At the same time, slowing global economic growth is weakening demand for oil. Major economies, including China, have reported slower manufacturing activity, while Europe faces sluggish energy consumption. If sanctions on Russian oil are lifted after the US-Russia meeting, traders warn that a significant wave of new supply could hit the market, adding to fears of oversupply in the second half of the year.
For consumers around the world, including in African nations like Ghana and Nigeria, falling crude prices could bring some relief at fuel stations. Lower oil prices generally lead to reduced pump prices, provided that exchange rates remain stable and there are no new fuel tax increases. In Ghana, for example, analysts note that a cheaper Brent price could help slow recent fuel price hikes, which have been driven partly by a weak cedi and rising transport costs.
However, energy experts are also warning that this potential relief might not be felt immediately or evenly. A weaker local currency against the US dollar can wipe out the benefits of cheaper crude, since oil imports are priced in dollars.

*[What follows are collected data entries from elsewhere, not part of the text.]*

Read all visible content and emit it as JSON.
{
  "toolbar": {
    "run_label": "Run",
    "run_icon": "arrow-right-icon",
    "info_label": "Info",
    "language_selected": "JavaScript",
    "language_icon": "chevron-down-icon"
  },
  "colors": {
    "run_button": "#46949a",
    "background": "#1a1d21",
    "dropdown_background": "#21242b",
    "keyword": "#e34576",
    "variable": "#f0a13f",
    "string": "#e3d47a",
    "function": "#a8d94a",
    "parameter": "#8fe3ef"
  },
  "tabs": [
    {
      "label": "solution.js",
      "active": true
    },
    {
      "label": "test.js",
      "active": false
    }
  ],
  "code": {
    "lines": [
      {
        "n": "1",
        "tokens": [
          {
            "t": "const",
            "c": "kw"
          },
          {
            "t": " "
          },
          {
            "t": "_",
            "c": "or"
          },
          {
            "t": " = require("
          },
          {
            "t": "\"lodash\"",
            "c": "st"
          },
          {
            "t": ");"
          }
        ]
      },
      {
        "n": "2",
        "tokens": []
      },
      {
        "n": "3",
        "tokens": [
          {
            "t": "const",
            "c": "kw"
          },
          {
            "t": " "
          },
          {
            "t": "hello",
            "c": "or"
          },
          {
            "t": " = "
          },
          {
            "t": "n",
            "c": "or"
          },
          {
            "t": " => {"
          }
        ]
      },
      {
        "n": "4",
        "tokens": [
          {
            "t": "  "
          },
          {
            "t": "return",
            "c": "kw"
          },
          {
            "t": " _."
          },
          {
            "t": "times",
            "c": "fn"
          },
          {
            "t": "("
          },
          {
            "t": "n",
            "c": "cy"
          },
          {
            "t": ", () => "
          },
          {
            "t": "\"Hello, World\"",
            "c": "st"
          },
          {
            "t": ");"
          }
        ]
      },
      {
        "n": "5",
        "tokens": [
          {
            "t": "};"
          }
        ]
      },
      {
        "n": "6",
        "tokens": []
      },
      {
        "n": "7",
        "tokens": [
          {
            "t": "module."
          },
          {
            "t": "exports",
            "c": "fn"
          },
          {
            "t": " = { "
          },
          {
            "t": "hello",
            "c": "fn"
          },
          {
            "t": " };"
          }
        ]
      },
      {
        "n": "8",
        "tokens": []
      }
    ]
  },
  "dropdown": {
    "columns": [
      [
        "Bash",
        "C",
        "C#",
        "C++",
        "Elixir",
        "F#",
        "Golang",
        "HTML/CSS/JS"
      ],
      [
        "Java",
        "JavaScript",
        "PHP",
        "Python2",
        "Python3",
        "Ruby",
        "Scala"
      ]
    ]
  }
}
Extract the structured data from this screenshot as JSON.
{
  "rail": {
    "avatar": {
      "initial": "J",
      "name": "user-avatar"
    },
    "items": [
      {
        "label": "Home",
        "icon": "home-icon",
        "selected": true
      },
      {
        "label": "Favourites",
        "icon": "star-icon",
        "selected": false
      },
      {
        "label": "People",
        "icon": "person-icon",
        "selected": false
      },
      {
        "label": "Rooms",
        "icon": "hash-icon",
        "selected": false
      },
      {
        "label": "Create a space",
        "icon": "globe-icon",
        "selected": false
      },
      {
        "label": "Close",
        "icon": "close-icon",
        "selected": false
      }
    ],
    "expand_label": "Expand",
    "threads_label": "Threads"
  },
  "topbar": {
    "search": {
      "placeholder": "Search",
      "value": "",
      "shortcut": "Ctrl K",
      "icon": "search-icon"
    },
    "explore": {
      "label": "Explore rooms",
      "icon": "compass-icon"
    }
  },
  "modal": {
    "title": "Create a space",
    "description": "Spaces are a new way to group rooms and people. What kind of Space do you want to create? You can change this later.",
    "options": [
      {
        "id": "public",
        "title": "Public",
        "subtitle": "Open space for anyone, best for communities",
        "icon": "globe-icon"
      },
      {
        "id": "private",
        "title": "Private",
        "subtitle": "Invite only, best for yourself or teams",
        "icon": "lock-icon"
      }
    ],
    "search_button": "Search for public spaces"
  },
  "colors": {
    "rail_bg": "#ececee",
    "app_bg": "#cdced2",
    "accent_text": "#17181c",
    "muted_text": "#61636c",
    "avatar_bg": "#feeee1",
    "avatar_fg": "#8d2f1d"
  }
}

Additionally, rising costs for shipping crude and refining petroleum products could offset some of the expected savings. This means that while global prices may drop, motorists may still face high pump prices in countries with unstable exchange rates or high import costs.
All attention is now on the Alaska summit between Trump and Putin. The meeting is seen as high-stakes diplomacy that could reshape not only the future of the Ukraine conflict but also global oil markets. If the talks lead to a truce or a deal that eases sanctions, the oil market could see major changes in supply flows. On the other hand, if no agreement is reached, oil prices could recover some losses, as traders adjust their bets.
For now, the market appears to be positioning itself for a breakthrough. The possibility of sanctions being lifted is a major factor in why prices have dropped so sharply in recent days. Both political watchers and energy traders will be closely monitoring Friday’s outcome, as it could have lasting effects on global fuel prices, currency stability, and energy policy.